After saving and scrounging every dollar I could find, I ended up getting my Sega CD. And of course, it was my first lesson in buyer's remorse. I had a total of five games for the system, and there wasn't one that I could say was memorable. I learned the lesson every gamer learns when they start having to purchase their own games; do your research, first! In fact, the most memorable thing I remember about the system is selling it to put toward the purchase of my Playstation system. Again, my parents were lost. It was the first time I bought a system that a game didn't come with it, and I guess they thought for the price they were paying for, the thing should've been asking me if I wanted to play Global Thermonuclear War. My folks helped me on the purchase of the Playstation, but I had to get my own game. That game was Wipeout. You remember that Maxell commercial back in the 80's where the dude was quite literally being blown away by his TV? Picture that in a teenager.
Video games had inadvertently turned me into an audio/video wizard. I cared about graphics and sound. I was able to rig my stereo boom box to the audio of the Playstation. This ability to rig my system didn't stop there. Being poor and wanting to continue my love for games had me finding creative ways to get a hold of games. Modding my systems became a must.
The tech developed quickly, and if you blinked for even a moment, you'd miss the next gen. My first real experience with this was DreamCast. I missed out on the experience due to a mix of a steady girlfriend and bills. I never blinked when the Playstation 2 came out, but I heard so much after the fact about how the system had things that no other system had. I felt a little cheated out of the ordeal, probably because the girlfriend at the time was cheating on me, but more that she made me miss out on games!
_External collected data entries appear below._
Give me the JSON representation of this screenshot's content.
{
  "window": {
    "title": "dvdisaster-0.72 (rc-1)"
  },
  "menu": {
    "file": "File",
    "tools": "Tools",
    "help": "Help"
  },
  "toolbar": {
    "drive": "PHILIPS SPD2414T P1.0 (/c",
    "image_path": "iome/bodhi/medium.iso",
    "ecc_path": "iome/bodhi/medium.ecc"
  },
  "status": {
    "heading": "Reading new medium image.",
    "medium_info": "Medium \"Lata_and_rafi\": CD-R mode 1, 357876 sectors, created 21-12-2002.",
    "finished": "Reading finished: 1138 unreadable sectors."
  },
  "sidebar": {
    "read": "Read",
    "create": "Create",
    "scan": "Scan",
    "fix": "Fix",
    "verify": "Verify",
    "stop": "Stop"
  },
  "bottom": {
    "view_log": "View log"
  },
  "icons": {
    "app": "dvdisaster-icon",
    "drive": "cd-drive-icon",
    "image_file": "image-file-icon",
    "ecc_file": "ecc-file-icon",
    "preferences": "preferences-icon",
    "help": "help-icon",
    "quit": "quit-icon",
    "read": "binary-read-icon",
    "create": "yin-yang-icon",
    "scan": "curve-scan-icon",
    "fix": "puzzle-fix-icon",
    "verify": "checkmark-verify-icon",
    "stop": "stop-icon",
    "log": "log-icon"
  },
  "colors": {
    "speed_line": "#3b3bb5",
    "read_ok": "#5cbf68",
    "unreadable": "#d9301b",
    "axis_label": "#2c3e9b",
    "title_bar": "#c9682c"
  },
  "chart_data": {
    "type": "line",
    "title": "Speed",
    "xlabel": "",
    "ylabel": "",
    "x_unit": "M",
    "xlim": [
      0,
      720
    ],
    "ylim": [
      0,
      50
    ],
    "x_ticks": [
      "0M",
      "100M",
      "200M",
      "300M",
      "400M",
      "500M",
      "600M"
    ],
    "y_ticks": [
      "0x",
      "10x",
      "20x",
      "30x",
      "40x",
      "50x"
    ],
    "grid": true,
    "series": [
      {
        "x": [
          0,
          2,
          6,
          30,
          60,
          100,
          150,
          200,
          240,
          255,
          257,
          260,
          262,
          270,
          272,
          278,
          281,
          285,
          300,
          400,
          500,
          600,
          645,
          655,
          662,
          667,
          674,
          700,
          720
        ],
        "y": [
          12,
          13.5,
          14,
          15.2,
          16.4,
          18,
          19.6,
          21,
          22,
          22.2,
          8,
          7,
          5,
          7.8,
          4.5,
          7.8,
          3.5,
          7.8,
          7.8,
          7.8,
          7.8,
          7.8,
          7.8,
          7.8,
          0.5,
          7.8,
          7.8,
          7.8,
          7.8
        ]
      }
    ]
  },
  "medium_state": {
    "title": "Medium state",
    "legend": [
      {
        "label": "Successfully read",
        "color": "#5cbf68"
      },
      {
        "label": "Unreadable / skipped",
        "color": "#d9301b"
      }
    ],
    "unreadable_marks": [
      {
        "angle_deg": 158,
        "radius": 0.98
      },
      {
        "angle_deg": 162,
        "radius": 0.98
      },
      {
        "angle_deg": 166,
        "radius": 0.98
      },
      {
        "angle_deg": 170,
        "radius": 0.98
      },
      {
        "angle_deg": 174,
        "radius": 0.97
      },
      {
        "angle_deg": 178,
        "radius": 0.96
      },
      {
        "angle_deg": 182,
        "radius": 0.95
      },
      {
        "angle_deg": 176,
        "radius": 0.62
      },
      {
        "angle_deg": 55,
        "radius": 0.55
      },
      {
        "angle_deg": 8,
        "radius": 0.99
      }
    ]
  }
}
Thankfully, I was just in time for the PS2. And if I owe any system for getting me over the blues, it would be that little system with the steady blue "on" light on my entertainment system.
The rest, as the saying goes, is history. Not a game or a system or a mobile device goes without my scrutiny. The shit's expensive nowadays, there's no way I'm getting stuck with a Zune (this coming from a guy who was stuck with an mp3 playing CD because I refused to buy an iPod on account of my PC fanboy-ism, I got over it). When I leave the house to do some work, any combination of my laptop, iPad, iPhone, and/or PS Vita are more than likely in my bag. If I'm getting a new TV? You're damn right refresh rate matters. Anything less than 720p and you're going to make me laugh.
So why should I get a chance to go to E3? Because IT matters to me, and I don't just mean information technology. I mean the games, the tech, and the how we integrate them into our lives. It matters to me because it's been a part of me, and I feel it's a large part of a lot of other folks out there that have the same story as me. How much does it matter to me? The fact that I'm submitting this 30 minutes before deadline because I just got Max Payne 3 in this weekend and I couldn't put it down is a clear indicator of how much I love this.
I am, always have been, and will continue to be; a gamer.